Font Size Scale Generator
Generate a typographic scale from a base size and ratio. Preview every step live and copy CSS custom properties or a fluid clamp() variant. Runs entirely in your browser.
About the Font Size Scale Generator
The Font Size Scale Generator builds a typographic scale from a base size and a ratio. Pick a base in px or rem, choose a named ratio such as Major Third (1.250) or set your own, and decide how many steps to add above and below the base. You get a live preview at each computed size plus ready-to-paste CSS custom properties, with an optional clamp() variant for fluid sizing.
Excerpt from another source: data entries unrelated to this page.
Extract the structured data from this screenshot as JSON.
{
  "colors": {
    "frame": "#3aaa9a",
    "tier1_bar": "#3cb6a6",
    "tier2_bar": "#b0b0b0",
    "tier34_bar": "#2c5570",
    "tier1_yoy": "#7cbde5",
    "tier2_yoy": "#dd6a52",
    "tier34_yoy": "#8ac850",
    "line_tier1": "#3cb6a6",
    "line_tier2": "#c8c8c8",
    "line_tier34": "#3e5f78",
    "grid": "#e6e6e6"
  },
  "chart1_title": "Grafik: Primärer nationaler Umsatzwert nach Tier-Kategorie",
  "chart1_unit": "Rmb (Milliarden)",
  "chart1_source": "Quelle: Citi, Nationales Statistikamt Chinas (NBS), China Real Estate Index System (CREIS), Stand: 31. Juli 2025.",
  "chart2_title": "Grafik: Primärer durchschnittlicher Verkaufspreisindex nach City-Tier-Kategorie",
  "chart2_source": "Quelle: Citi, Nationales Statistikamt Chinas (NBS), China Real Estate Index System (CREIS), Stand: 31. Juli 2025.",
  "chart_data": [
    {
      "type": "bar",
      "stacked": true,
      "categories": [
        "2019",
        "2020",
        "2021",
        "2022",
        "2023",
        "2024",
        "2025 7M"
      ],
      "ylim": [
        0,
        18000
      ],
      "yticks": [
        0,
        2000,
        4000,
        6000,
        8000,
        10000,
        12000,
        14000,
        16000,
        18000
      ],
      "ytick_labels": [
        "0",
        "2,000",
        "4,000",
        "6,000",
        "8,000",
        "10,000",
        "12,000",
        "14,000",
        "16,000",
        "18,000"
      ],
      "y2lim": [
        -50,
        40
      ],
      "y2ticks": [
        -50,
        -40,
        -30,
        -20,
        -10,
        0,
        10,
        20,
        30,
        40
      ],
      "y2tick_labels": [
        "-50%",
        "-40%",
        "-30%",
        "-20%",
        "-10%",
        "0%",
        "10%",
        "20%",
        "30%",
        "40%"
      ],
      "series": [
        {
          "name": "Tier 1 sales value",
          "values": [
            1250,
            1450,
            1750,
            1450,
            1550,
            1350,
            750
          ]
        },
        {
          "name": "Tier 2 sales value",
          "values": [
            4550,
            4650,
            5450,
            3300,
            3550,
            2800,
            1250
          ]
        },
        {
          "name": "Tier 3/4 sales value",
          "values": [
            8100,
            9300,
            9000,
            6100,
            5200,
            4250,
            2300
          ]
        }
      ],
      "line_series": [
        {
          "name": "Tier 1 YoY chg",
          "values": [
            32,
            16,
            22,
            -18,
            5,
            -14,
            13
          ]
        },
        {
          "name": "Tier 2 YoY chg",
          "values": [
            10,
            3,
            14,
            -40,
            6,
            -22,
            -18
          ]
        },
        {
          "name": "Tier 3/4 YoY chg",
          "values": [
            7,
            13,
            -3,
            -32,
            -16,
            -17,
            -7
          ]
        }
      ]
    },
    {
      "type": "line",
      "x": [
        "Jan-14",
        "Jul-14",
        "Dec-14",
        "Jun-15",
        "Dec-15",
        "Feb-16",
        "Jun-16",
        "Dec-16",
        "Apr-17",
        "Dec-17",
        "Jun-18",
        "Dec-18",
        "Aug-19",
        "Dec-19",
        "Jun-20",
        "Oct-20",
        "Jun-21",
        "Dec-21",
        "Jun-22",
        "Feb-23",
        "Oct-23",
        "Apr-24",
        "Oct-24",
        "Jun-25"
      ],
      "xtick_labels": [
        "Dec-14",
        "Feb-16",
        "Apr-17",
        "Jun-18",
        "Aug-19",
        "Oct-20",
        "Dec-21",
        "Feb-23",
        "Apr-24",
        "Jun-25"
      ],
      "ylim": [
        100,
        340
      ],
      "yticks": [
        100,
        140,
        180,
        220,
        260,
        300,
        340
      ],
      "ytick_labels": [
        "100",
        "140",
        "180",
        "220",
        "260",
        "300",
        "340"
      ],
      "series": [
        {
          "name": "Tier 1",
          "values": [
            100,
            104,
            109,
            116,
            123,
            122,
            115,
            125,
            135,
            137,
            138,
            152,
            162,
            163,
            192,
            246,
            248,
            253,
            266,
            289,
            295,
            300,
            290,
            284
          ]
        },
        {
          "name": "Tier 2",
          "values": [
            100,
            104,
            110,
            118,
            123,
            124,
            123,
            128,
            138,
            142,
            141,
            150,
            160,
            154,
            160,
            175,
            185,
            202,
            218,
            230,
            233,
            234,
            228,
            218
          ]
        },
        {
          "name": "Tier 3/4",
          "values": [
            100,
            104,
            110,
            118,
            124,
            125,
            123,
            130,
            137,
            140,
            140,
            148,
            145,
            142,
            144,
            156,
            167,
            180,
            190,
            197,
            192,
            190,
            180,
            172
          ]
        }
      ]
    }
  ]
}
Everything runs in your browser, so nothing is uploaded.
How it works
- Set the base font size and its unit (px or rem), and the root size used to convert between px and rem.
- Choose a named ratio from the list or type a custom value, then set how many steps you want above and below the base.
- Read the live preview to see each step at its real size, and switch the output between fixed CSS variables and a fluid clamp() variant.
- Click Copy to grab the generated CSS.
Features
- Named ratios (Minor Second through Octave, plus Golden Ratio) and a custom ratio input.
- Base size in px or rem, with an adjustable root size for px/rem conversion.
- Independent control of steps above and below the base.
- Live preview of every step at its computed size, using your own sample text.
- CSS custom properties output and an optional clamp() fluid variant, both with one-click copy.
Frequently asked questions
What is a type scale ratio?
A ratio is the constant multiplier between adjacent steps. Each step up multiplies the previous size by the ratio, and each step down divides by it. Named ratios like 1.250 (Major Third) or 1.618 (Golden Ratio) give consistent, proportional jumps between sizes.
Should I use px or rem for the output?
rem scales with the user's root font size, which is better for accessibility, so the CSS output uses rem. The base input accepts px or rem; the root size setting controls how px values convert to rem.
What does the clamp() variant do?
The clamp() variant produces fluid sizes that grow with the viewport between a minimum and maximum, so type scales smoothly from small screens to large ones without media queries. The minimum is computed from your maximum size, and the value interpolates with viewport width in between.
Is my data sent anywhere?
No. The scale, preview, and CSS are all generated locally in your browser. Nothing is uploaded or logged.
How many steps should I generate?
Most projects need a handful of sizes for body text, captions, and a few heading levels. Start with two or three steps below the base and four to six above, then trim to the sizes you actually use.